Diekmann: Das ist natürlich für alle Clubs der gleiche Nachteil. Wenn allerdings ein neuer Trainer installiert wird, ist das meistens auch mit einer neuen Spielphilosophie verbunden. Und da ist es natürlich dann besonders bitter, wenn man mit der Mannschaft nicht auf dem Platz arbeiten kann.

BspA: Was und welche Umfänge lassen Sie ihre Spieler zur Zeit individuell trainieren?

Diekmann: Ich hatte am 15. März einen Trainingsplan mit Laufeinheiten an die Mannschaft ausgegeben, der endet jedoch am 19. April. Theoretisch müsste ich anschließend einen neuen Plan ausgeben – aber ich gehe eher davon aus, dass das nicht mehr nötig und die Saison dann abgehakt sein wird.

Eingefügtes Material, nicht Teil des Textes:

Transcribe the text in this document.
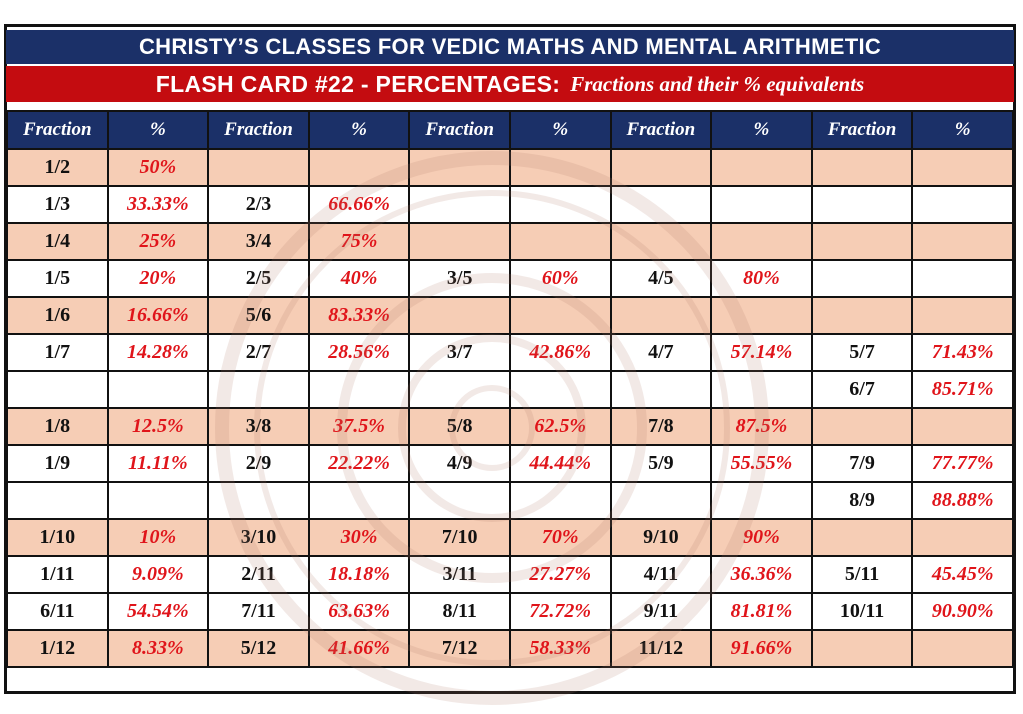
CHRISTY’S CLASSES FOR VEDIC MATHS AND MENTAL ARITHMETIC
FLASH CARD #22 - PERCENTAGES: Fractions and their % equivalents
Fraction	%	Fraction	%	Fraction	%	Fraction	%	Fraction	%
1/2	50%								
1/3	33.33%	2/3	66.66%						
1/4	25%	3/4	75%						
1/5	20%	2/5	40%	3/5	60%	4/5	80%		
1/6	16.66%	5/6	83.33%						
1/7	14.28%	2/7	28.56%	3/7	42.86%	4/7	57.14%	5/7	71.43%
								6/7	85.71%
1/8	12.5%	3/8	37.5%	5/8	62.5%	7/8	87.5%		
1/9	11.11%	2/9	22.22%	4/9	44.44%	5/9	55.55%	7/9	77.77%
								8/9	88.88%
1/10	10%	3/10	30%	7/10	70%	9/10	90%		
1/11	9.09%	2/11	18.18%	3/11	27.27%	4/11	36.36%	5/11	45.45%
6/11	54.54%	7/11	63.63%	8/11	72.72%	9/11	81.81%	10/11	90.90%
1/12	8.33%	5/12	41.66%	7/12	58.33%	11/12	91.66%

BspA: Ist die Vereinbarung zwischen Ihnen und dem BSV 92 über das Saisonende hinaus vereinbart?

Diekmann: Nein.

BspA: Können Sie sich vorstellen, zur neuen Spielzeit – wann immer diese auch beginnen würde – eine neue Aufgabe anzunehmen und welche Bedingungen müssten dabei erfüllt sein?

Diekmann: Das könnte ich mir durchaus vorstellen. Ich muss allerdings zugeben, dass ich auch gut damit leben könnte, wenn ich mir an den Wochenenden einfach nur einmal ein paar Begegnungen live anschaue. Das hatte ich im letzten Jahr tatsächlich sehr genossen. Wenn ich eine neue Aufgabe annehmen würde, dann sollten schon drei Trainingseinheiten pro Woche anstehen – und ein Gespann das Spiel am Wochenende leiten.